By one estimate, about one in every three people in line at food banks had never before in their lives been unable to afford food. The statistics and the images are an indication of just how vast a swath the pandemic has cut, crisscrossing around the nation, and how deep it has penetrated, right down to a need for something so fundamental as food.
But those long lines made me wonder: Does a need for help have a different meaning now than it did before the pandemic?
The first thing I ever studied, before I started my research on single people, and even before I did so many studies of the psychology of lying and detecting lies, was the psychology of asking for help. My published papers had titles such as “the costs of asking for help,” “are shy people reluctant to ask for help?”, and “asking a child for help.”
My focus was almost entirely on the psychological costs of asking for help. It can be a blow to your self-esteem to admit to yourself that you need help, and even more difficult to admit it to someone else by asking them for that help. If that person is someone you feel that you should be helping, rather than vice versa (such as a child), that can make it even worse.
There are many psychological dynamics at play when people hesitate to ask for help, such as not wanting to feel obligated to the person who helps you, or worrying about bothering that person, or fearing that you might get rejected. One of the key dynamics is the concern that needing help might mean that you are inadequate in some way. You are different from other people. You can feel ashamed of yourself for needing help.
But when you see a line of cars a mile long in one place, or ten thousand cars in another, and when you know that unprecedented numbers of people are in need of food assistance for the first time in their lives — well, that makes it feel less personal, doesn’t it? You don’t have some personal failing. There is something systematic happening. Something that is in no way your fault. Maybe you have lost your job and have used up all of your savings, but so have millions of other people.
I think the culture of needing help and asking for help has been changing, too, even before the coronavirus outbreak. People unselfconsciously and unapologetically set up GoFundMe campaigns. So far as I know, they don’t get shamed for it. Nor should they. But my sense is that this unabashed willingness to ask for help, publicly, is something new. Or maybe it is generational, with younger people less angsty about such things.
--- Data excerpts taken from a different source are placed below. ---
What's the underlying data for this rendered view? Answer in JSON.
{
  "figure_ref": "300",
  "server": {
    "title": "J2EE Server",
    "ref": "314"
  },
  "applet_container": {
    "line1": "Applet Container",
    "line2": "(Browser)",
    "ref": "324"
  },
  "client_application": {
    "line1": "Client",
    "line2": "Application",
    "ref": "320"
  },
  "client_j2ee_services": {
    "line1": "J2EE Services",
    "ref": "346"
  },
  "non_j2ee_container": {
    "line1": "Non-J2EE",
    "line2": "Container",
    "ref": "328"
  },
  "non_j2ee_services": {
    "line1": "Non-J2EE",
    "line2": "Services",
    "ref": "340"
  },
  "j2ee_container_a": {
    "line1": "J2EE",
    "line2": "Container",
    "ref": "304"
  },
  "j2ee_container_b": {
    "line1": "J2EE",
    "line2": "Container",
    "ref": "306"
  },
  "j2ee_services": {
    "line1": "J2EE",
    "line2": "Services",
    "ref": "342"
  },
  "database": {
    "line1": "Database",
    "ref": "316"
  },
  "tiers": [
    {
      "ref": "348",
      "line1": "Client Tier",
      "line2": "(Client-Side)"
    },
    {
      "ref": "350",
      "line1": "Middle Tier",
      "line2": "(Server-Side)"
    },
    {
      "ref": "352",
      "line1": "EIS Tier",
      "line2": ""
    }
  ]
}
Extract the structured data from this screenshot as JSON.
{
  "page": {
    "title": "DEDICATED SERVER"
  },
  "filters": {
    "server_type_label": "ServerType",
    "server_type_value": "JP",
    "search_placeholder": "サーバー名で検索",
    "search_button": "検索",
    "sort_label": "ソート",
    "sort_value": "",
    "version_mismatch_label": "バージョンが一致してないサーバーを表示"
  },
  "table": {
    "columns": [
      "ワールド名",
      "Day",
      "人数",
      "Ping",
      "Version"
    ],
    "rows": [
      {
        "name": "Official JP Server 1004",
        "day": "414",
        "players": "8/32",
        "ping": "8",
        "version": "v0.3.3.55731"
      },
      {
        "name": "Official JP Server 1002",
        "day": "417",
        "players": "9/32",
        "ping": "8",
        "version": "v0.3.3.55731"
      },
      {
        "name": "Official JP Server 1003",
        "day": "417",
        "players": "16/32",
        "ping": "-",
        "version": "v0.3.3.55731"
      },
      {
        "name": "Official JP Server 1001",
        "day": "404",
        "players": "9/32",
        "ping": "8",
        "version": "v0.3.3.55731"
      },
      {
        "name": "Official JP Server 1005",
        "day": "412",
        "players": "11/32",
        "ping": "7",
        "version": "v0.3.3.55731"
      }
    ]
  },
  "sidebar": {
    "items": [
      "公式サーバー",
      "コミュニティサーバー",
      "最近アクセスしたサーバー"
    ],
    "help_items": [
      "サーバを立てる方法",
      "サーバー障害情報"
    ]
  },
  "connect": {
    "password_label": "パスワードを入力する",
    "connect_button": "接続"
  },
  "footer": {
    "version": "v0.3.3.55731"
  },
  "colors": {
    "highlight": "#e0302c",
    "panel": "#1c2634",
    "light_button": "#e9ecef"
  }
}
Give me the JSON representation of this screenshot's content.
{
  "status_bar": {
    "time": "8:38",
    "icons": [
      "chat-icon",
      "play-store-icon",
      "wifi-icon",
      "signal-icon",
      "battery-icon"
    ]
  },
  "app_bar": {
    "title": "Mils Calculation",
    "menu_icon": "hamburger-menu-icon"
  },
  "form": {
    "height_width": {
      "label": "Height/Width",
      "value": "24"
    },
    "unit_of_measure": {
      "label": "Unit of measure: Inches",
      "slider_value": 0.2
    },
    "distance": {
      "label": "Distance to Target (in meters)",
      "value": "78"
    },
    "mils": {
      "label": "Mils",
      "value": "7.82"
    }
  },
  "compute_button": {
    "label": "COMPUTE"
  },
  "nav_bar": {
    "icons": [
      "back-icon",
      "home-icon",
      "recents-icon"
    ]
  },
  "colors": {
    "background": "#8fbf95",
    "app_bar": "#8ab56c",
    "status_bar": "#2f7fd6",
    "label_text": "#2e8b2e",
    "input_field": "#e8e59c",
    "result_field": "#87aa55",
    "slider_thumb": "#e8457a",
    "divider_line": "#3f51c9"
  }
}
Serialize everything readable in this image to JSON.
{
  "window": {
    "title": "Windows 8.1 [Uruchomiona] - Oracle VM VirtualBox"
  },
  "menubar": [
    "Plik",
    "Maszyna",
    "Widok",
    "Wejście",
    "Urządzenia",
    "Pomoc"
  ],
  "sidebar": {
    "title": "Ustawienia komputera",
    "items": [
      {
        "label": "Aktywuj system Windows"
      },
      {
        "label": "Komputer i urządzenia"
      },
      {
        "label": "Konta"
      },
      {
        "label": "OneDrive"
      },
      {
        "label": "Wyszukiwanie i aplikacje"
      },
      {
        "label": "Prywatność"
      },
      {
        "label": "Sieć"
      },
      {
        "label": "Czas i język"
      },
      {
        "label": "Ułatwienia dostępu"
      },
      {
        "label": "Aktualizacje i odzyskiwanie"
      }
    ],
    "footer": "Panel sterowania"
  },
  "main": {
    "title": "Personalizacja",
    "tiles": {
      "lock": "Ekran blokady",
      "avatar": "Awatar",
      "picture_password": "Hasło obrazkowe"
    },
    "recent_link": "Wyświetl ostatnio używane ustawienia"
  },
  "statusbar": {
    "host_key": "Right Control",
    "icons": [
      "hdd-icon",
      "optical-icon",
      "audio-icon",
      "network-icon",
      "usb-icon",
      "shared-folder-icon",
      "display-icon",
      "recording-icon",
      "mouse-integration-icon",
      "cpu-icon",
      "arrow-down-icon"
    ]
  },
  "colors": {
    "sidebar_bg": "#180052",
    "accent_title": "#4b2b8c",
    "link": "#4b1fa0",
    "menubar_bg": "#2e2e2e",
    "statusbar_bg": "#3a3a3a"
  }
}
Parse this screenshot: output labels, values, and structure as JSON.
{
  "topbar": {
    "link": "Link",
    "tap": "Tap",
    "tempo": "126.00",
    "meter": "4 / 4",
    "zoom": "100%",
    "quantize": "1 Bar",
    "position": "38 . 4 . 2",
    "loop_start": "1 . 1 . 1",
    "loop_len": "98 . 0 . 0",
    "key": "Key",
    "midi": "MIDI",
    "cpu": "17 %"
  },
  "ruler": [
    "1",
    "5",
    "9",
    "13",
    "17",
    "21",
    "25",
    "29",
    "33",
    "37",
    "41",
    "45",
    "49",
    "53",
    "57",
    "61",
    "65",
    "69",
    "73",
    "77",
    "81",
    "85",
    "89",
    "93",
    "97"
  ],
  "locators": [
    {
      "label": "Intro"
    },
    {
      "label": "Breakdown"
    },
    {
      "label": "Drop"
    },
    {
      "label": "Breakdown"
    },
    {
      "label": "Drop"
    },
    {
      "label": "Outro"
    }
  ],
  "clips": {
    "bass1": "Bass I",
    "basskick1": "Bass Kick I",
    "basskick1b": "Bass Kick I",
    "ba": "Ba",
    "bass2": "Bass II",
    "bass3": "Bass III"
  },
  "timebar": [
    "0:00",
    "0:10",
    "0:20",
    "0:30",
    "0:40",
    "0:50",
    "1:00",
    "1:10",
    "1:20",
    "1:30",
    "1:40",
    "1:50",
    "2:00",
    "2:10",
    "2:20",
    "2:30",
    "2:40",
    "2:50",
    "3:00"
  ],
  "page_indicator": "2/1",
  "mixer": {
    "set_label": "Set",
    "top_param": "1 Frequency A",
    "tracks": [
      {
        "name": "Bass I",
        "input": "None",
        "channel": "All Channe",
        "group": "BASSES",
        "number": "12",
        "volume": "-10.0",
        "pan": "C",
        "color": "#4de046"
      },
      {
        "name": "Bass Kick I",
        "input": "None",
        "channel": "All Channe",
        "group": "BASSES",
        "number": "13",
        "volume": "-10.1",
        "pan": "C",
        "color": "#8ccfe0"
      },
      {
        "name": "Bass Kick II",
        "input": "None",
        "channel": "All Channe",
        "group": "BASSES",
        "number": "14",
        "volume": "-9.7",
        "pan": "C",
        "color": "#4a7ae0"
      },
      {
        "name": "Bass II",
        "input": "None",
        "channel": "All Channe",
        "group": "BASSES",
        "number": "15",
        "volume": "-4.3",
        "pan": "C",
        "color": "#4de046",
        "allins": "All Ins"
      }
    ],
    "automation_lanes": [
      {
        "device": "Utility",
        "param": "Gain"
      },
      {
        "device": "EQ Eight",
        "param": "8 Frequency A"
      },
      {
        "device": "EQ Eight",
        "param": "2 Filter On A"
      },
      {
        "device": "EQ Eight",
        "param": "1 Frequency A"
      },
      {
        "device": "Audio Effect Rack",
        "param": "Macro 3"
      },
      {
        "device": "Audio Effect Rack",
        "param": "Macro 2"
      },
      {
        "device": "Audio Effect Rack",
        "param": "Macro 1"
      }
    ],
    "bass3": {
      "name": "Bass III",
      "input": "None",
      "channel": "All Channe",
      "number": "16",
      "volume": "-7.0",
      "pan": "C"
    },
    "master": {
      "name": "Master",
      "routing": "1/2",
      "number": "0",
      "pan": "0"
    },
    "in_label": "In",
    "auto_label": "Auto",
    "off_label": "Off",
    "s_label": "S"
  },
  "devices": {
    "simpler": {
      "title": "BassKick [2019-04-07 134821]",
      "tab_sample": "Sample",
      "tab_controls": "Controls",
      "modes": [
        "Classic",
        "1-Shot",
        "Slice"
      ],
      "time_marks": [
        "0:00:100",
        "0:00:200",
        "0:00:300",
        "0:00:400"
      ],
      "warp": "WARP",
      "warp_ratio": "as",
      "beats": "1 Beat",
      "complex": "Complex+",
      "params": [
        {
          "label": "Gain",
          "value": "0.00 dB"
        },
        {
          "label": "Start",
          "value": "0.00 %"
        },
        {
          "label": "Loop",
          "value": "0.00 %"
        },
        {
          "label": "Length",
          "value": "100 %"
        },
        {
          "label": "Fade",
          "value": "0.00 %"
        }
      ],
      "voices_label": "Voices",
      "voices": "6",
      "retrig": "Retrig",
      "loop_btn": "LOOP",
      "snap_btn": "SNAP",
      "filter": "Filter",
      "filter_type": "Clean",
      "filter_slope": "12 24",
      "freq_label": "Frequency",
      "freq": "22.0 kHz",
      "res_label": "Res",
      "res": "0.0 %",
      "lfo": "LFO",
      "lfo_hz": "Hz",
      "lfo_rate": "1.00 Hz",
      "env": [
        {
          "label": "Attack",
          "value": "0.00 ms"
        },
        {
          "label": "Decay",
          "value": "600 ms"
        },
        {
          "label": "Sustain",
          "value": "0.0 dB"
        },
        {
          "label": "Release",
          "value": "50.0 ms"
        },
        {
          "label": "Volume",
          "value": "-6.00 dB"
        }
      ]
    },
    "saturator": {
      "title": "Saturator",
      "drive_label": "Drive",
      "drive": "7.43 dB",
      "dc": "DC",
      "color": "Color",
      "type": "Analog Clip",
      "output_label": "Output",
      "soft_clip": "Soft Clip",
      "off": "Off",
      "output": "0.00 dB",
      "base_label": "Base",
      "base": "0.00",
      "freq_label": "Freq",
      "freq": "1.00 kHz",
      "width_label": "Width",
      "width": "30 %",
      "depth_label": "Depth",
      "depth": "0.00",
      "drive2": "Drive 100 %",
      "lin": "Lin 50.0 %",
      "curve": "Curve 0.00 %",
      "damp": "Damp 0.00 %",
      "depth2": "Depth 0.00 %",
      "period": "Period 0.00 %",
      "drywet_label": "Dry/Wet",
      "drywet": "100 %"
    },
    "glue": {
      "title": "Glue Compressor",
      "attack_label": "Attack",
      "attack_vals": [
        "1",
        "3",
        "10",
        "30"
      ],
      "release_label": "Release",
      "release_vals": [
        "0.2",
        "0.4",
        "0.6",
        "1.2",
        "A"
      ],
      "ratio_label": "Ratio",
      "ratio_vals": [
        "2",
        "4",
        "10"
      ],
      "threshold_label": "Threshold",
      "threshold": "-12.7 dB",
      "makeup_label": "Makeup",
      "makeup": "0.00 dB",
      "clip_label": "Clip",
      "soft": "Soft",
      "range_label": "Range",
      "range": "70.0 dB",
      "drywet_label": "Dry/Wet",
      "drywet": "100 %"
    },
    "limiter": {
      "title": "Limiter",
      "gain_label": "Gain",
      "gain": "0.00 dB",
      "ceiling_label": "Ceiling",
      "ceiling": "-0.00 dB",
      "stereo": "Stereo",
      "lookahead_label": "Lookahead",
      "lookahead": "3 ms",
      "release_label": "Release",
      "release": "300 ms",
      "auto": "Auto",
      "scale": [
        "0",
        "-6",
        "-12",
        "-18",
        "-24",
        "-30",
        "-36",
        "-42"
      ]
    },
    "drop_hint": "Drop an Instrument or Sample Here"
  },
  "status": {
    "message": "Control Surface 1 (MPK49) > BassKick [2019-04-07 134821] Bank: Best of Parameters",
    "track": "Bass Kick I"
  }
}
Now, with social media, people can announce their need for help, show their receipts, and get lots of support. Other people jump in to say that they are in the same boat. Emotional support flows freely – everyone can afford to give that. On Twitter, individuals have offered to pay other people’s bills, and then followed through.
It quickly becomes evident, though, that needs that are so widespread cannot be met by the generosity of a few strangers. That sobering fact can turn into something powerful – the makings of a social movement. If millions of people cannot get by without help, that is a systematic failure, not a personal one. People need social safety nets.
That’s a whole different way of thinking. From that perspective, you are no longer just a needy individual. You are part of a force with the potential to transform the nation into a more equitable and dignified place.